Au bout d'une semaine de débats, rencontres et dialogues, le Forum social mondial (FSM) ferme ses portes à Dakar. L'envoyée spéciale de L'Humanité, Rosa Moussaoui [1], nous livre ses images fortes.
"Ce qui m'a frappé, c'est la présence de très nombreux paysans d'Afrique au Forum social mondial, des représentants d'organisations ou de coopératives d'agriculteurs qui font tous état d'un désespoir total. Du fait de l'hyper spécialisation de leurs cultures tournées vers l'exportation, ils vendent en ce moment à perte leurs productions d'arachide, de coton ou de cacao, sur le marchés hebdomadaires. Ils sont donc nombreux à migrer vers les grandes villes pour trouver de quoi subsister. A Dakar, ils s'agglutinent autour de la ville.

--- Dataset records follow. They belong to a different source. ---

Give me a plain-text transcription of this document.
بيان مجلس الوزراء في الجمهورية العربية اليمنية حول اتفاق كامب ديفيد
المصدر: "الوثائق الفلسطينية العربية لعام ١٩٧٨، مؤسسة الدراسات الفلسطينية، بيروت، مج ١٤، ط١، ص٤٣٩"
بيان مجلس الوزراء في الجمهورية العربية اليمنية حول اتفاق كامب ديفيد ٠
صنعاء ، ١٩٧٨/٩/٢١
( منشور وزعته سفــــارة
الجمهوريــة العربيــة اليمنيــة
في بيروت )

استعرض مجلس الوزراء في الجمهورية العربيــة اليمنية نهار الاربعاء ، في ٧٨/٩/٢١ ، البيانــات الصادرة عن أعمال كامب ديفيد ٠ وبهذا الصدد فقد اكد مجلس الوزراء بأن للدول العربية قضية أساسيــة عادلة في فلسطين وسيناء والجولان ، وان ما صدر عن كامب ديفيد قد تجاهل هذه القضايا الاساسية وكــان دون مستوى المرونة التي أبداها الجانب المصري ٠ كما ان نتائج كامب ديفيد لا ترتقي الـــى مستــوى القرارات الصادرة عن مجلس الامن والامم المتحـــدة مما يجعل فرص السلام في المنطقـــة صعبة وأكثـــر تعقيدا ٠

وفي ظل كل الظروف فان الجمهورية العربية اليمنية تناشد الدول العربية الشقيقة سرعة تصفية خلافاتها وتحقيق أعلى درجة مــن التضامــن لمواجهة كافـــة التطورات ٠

Le problème de l'Afrique est qu'il n'y a pas assez de cultures vivrières, ce qui met en danger la sécurité alimentaire des pays. Des agriculteurs venant de République démocratique du Congo racontent le rachat à tour de bras des terres arables par des multinationales pour y faire pousser des cultures industrielles d'exportation. Eux ne trouvent plus leur place dans ce contexte. Beaucoup de débats ont été consacrés à ce thème qui est commun à bon nombre de continents. La délégation des paysans sans-terre du Brésil a raconté les mêmes problèmes.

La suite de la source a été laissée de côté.